この家は、当代のラゼル家のもの。先代が、以前はいかに権勢を誇っていたとしても。今は、違うのだと、ローサは自らに言い聞かせていた。
ヒューゴー老のアウルへの失礼な言いがかりについては、ローサにとっては、どうでもいいことだった。アイリスが赤ん坊のときから、アウルがいつも気に掛けて護ってきたのを知っている。アイリスお嬢さまを傷つけることなど、アウル坊ちゃまは絶対にしないと信じている。
その肩を、ぽん、と叩いたのは、ティーレだ。
「ローサ。あたしらも反応が遅れたのは申し訳なかった。今度は、遠慮はしない。相手がやる気なら、怪我くらいさせちゃってもいいよね? うっかり殺しちゃうかもって思ってセーブしちゃったんだが。次は、側にも寄らせないよ」
リドラも言い添える。
「第二ラウンドといきますか。本番の、茶会でね」
(え、第二ラウンド?)
こんなときだがアイリスはなんだかおかしくて、笑ってしまった。
リドラが口にした言葉の意味を知るのは、彼女の他にはティーレとアウル、アイリス、前世の記憶を持つ『先祖還り』である者たちだけだった。

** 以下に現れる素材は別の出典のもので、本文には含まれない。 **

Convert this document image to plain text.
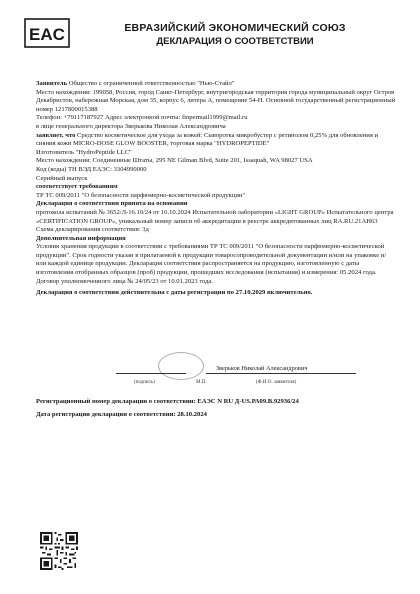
EAC	ЕВРАЗИЙСКИЙ ЭКОНОМИЧЕСКИЙ СОЮЗ
ДЕКЛАРАЦИЯ О СООТВЕТСТВИИ

Заявитель Общество с ограниченной ответственностью "Нью-Стайл"

Место нахождения: 199058, Россия, город Санкт-Петербург, внутригородская территория города муниципальный округ Остров Декабристов, набережная Морская, дом 35, корпус 6, литера А, помещение 54-Н. Основной государственный регистрационный номер 1217800015388

Телефон: +79117187927 Адрес электронной почты: finpermail1999@mail.ru

в лице генерального директора Зверькова Николая Александровича

заявляет, что Средство косметическое для ухода за кожей: Сыворотка микробустер с ретинолом 0,25% для обновления и сияния кожи MICRO-DOSE GLOW BOOSTER, торговая марка "HYDROPEPTIDE"

Изготовитель "HydroPeptide LLC"

Место нахождения: Соединенные Штаты, 295 NE Gilman Blvd, Suite 201, Issaquah, WA 98027 USA

Код (коды) ТН ВЭД ЕАЭС: 3304990000

Серийный выпуск

соответствует требованиям

ТР ТС 009/2011 "О безопасности парфюмерно-косметической продукции"

Декларация о соответствии принята на основании

протокола испытаний № 3652/Л-16.10/24 от 16.10.2024 Испытательной лаборатории «LIGHT GROUP» Испытательного центра «CERTIFICATION GROUP», уникальный номер записи об аккредитации в реестре аккредитованных лиц RA.RU.21AH63

Схема декларирования соответствия: 3д

Дополнительная информация

Условия хранения продукции в соответствии с требованиями ТР ТС 009/2011 "О безопасности парфюмерно-косметической продукции". Срок годности указан в прилагаемой к продукции товаросопроводительной документации и/или на упаковке и/или каждой единице продукции. Декларация соответствия распространяется на продукцию, изготовленную с даты изготовления отобранных образцов (проб) продукции, прошедших исследования (испытания) и измерения: 05.2024 года. Договор уполномоченного лица № 24/05/23 от 10.01.2023 года.

Декларация о соответствии действительна с даты регистрации по 27.10.2029 включительно.

Зверьков Николай Александрович
(подпись)	М.П.	(Ф.И.О. заявителя)
Регистрационный номер декларации о соответствии: ЕАЭС N RU Д-US.РА09.В.92936/24
Дата регистрации декларации о соответствии: 28.10.2024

(やれやれ。大人のつもりだった、あたし(イリス)が、まだ子供だと思ってた有栖に振り回されるとはね)
イリス・マクギリスは、リベンジを誓っていた。
みんな、あのくそじじいのせいなのである。
心の内で「次は、殺す」
はなはだ物騒なことを誓うイリス・マクギリスだった。